USERRA prohibits discrimination where an employee's military status is a motivating factor in the employer's adverse action, unless the employer proves it would have taken the same action in the absence of that status. 38 U.S.C. § 4311(c). Applying agency principles and tort causation, an employer is liable when a supervisor performs an act motivated by antimilitary animus, intended by the supervisor to cause an adverse employment action, and that act is a proximate cause of the ultimate adverse action. An employer's independent investigation does not automatically insulate it from liability; the causal chain is broken only if the investigation results in an adverse action for reasons unrelated to the supervisor's biased conduct, such that the biased act is no longer a proximate cause of the decision.
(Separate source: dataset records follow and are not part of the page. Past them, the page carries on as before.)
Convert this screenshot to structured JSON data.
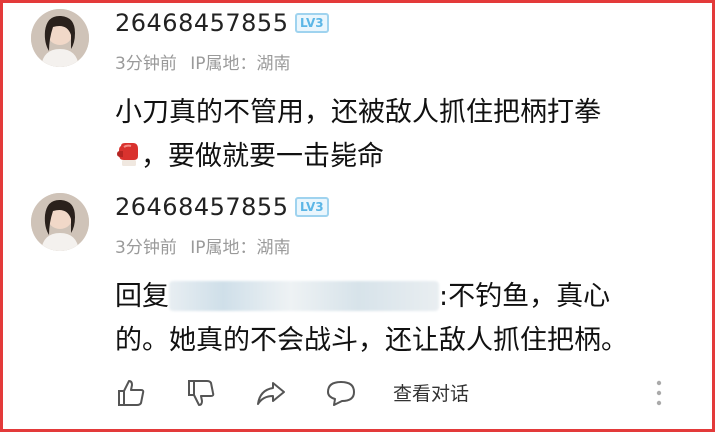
{
  "comments": [
    {
      "username": "26468457855",
      "level": "LV3",
      "time": "3分钟前",
      "ip_label": "IP属地：湖南",
      "text_line1": "小刀真的不管用，还被敌人抓住把柄打拳",
      "text_line2": "，要做就要一击毙命",
      "emoji": "boxing-glove-icon"
    },
    {
      "username": "26468457855",
      "level": "LV3",
      "time": "3分钟前",
      "ip_label": "IP属地：湖南",
      "reply_prefix": "回复",
      "text_line1_suffix": ":不钓鱼，真心",
      "text_line2": "的。她真的不会战斗，还让敌人抓住把柄。"
    }
  ],
  "actions": {
    "view_conversation": "查看对话"
  },
  "colors": {
    "frame": "#e33a3a",
    "badge": "#5cb6e6",
    "meta": "#9a9a9a"
  }
}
Yes. If a supervisor, motivated by antimilitary bias and intending to cause an adverse action, takes steps that are a proximate cause of the decisionmaker's adverse action, the employer is liable under USERRA. An independent investigation does not categorically shield the employer if the biased supervisor's actions remain a proximate cause of the outcome. The Supreme Court reversed the Seventh Circuit and remanded.
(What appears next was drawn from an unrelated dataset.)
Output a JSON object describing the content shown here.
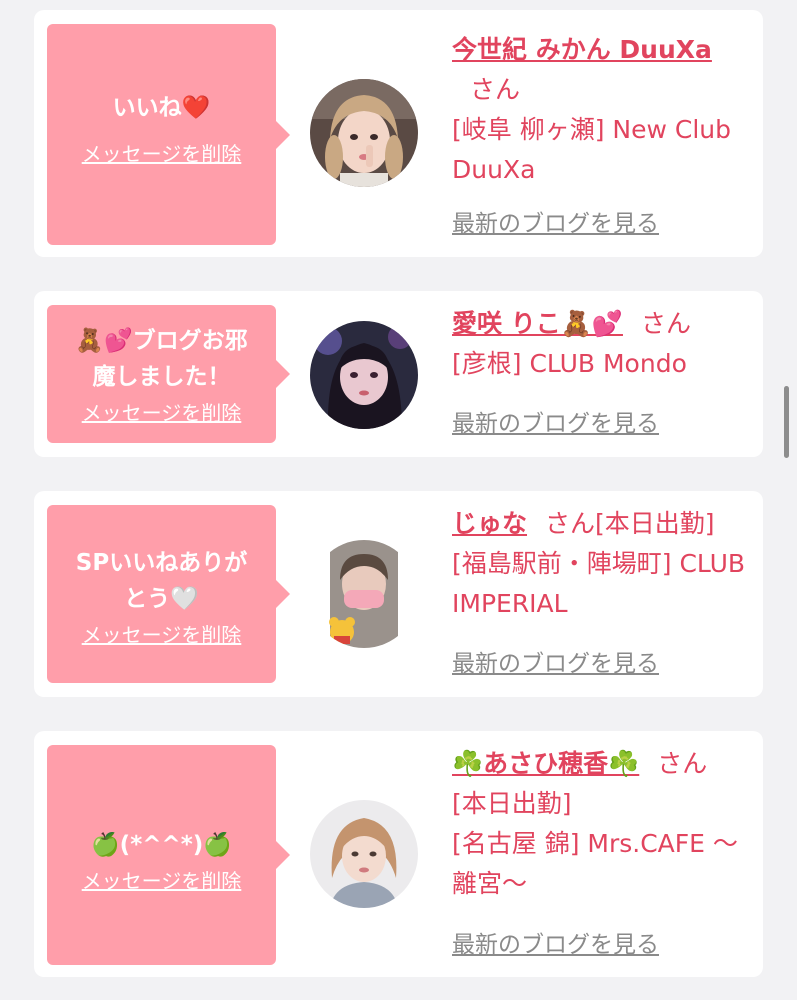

The Court, per Justice Scalia, grounded its analysis in USERRA's text, which requires only that military status be a motivating factor, and in traditional agency and tort principles. Supervisors act as agents of the employer; thus, their biased conduct can be attributed to the employer when it proximately causes the challenged action. Proximate cause supplies a workable and familiar standard, focusing on whether the supervisor's biased act is a direct and foreseeable cause of the termination. Rejecting the Seventh Circuit's narrow rules, the Court held that liability does not require a showing that the biased supervisor exercised singular influence or that the final decisionmaker relied blindly on the supervisor's account. Nor does an independent investigation necessarily break the chain of causation. If the decisionmaker's choice is based on facts or disciplinary records produced by the biased supervisor, and those biased inputs are a proximate cause of the termination, the employer remains liable. Only where the employer's investigation independently determines grounds for discharge that are entirely unrelated to the supervisor's animus-tainted conduct will the causal link be severed. The Court emphasized USERRA's burden-shifting: once the plaintiff shows that military status was a motivating factor in the adverse action, the employer must prove it would have made the same decision regardless of that status. The majority's approach thus aligns USERRA with common-law causation while preserving the statute's protective design for service members. Justice Alito, joined by Justice Thomas, concurred in the judgment, favoring a somewhat narrower view that would limit liability to situations where the decisionmaker's action is based on the biased supervisor's false statements without independent determination of the facts, but the Court adopted the broader proximate-cause standard.
Staub is the Supreme Court's definitive statement on cat's paw liability, clarifying that subordinate bias can be imputed to the employer if it proximately causes an adverse action. It rejects safe-harbor arguments based solely on independent investigations and dispenses with rigid tests like singular influence. For law students, Staub is essential for understanding how statutory motivating factor causation interacts with agency principles and tort proximate cause, and how this framework informs analysis under other employment statutes. The decision also guides compliance and litigation strategies: employers must scrutinize the sources of disciplinary information and ensure that neutral decisionmakers verify facts independently and free of biased input.
Staub v. Proctor Hospital reframes subordinate-bias cases through the lens of proximate cause, bringing doctrinal clarity to when an employer is responsible for a supervisor's discriminatory machinations. By rejecting rigid safe harbors for independent investigations and narrow singular influence tests, the Court ensures that statutes like USERRA function as intended to protect service members from discrimination.